I was expecting some gastro bollocks as you can well imagine from the above photo, but perhaps I lucked in with my accidental choice of entrance door because Three Horseshoes, Cheddington (3193 / 6014) transports me back in time to the year 1858 - a bygone, venerable square one-roomed bar of much repute, chivvied along by a top class Rebellion Smugglers, something I wasn't taking for granted as good beer had been at a premium today despite walking around with this heavy book called the GOOD BEER guide. Lose-lose in my attempts to find the loos! I push through the door to the other bar, convinced they must be there. I trip over the step. Laughed at by lumpy locals, who inform me they are outdoors anyway. Course they bloody are! A more 'outdoor looey' pub atmosphere you won't find on the wrong side of Bucks. Back in my quiet safe room, bladder turbulence over, my peace is broken by the Piss Family Robinson, here for tea. Mum, Dad, teenage kids. My random cold weather comment gets a hearty BRAPA chat going, and although the teenage lad glares moodily at Minecraft Porn (look, I don't know what teenage lads are into these days), the other three seem fascinated. So a nice ending to an interesting day of variable quality.
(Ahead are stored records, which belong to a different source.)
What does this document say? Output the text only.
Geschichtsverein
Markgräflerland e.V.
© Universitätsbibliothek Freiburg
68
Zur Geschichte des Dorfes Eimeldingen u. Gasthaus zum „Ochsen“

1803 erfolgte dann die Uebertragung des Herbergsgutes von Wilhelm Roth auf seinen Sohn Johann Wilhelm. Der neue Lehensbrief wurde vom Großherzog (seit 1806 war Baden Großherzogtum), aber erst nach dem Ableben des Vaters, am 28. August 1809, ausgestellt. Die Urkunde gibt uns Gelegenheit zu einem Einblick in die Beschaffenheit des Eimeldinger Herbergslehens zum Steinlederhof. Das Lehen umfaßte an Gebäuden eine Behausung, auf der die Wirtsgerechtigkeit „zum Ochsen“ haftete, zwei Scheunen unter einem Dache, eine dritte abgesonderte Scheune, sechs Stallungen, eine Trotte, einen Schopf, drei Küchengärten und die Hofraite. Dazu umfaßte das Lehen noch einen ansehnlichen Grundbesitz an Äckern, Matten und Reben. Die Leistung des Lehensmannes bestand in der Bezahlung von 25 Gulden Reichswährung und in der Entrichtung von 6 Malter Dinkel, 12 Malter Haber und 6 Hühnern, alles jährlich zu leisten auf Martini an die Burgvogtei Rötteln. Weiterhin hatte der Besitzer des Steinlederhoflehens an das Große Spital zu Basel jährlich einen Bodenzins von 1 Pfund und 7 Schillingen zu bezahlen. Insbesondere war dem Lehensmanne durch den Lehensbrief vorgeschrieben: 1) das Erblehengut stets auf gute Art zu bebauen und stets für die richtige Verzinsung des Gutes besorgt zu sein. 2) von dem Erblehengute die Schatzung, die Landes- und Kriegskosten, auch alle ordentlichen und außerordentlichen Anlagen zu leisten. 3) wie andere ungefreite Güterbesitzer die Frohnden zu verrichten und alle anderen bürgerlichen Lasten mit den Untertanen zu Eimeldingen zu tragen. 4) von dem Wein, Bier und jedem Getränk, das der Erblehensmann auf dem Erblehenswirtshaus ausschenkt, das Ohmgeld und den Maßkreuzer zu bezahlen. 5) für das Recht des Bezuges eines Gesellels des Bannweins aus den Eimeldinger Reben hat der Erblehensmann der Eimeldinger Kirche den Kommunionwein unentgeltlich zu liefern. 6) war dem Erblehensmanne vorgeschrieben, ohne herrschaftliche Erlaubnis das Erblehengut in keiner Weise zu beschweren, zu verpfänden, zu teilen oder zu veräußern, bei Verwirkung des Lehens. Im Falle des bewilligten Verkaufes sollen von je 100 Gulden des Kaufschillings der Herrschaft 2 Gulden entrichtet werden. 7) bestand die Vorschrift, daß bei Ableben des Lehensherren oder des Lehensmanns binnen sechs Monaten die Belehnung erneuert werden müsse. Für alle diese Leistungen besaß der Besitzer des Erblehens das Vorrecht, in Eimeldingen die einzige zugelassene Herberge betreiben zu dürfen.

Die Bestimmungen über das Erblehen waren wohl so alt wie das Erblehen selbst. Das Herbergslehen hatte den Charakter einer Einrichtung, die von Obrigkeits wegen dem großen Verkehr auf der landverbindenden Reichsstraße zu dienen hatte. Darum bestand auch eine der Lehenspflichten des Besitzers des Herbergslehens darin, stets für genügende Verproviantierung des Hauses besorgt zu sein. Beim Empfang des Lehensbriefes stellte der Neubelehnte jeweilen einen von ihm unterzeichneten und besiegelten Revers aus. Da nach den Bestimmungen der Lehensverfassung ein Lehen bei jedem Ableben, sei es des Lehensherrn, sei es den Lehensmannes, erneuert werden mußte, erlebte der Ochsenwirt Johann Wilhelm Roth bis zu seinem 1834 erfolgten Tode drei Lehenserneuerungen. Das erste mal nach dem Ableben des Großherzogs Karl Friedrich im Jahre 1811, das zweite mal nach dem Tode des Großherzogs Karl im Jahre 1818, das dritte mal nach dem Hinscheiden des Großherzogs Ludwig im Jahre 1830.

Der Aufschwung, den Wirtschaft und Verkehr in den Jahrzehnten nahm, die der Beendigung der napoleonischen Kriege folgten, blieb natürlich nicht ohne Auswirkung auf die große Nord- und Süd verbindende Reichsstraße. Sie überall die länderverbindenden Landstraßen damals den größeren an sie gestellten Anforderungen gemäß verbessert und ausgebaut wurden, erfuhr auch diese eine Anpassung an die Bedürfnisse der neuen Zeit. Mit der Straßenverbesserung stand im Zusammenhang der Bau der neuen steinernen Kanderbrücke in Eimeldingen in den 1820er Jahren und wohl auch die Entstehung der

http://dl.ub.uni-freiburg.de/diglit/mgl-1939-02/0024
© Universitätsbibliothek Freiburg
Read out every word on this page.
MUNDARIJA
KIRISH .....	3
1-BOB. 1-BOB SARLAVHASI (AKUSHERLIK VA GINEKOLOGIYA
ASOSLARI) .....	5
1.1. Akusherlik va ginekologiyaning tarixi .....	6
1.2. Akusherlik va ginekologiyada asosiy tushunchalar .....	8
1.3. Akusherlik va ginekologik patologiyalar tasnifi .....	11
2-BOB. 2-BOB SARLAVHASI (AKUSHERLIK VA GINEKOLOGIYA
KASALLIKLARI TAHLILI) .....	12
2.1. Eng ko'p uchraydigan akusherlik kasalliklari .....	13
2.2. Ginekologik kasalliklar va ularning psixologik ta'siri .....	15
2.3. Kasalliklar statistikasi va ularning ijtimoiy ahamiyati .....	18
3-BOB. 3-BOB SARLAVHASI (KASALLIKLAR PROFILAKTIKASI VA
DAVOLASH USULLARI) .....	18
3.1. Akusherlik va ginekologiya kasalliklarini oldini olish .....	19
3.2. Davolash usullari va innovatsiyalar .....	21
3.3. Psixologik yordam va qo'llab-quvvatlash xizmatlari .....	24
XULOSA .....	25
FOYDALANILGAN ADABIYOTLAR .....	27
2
So that was all very pleasant wasn't it?


Back in London, with apologies to Blind Sooty for missing my Parcel Yard ESSB, I keep my good recent pre-emptive 'Spoons form going by ticking the Montagu Pyke, Charing Cross. Heaving, but leaning on the upstairs balcony outside the gents, I couldn't have done much better. The Leicester Square 'Spoons had been queuing and bouncers, so I'd declined that one (for now).



I'm on a 'witch walk' tomorrow (whatever that is) and then off to So'ton on Sat, so back Sunday evening to tell you what East Yorkshire and Millwall have in common.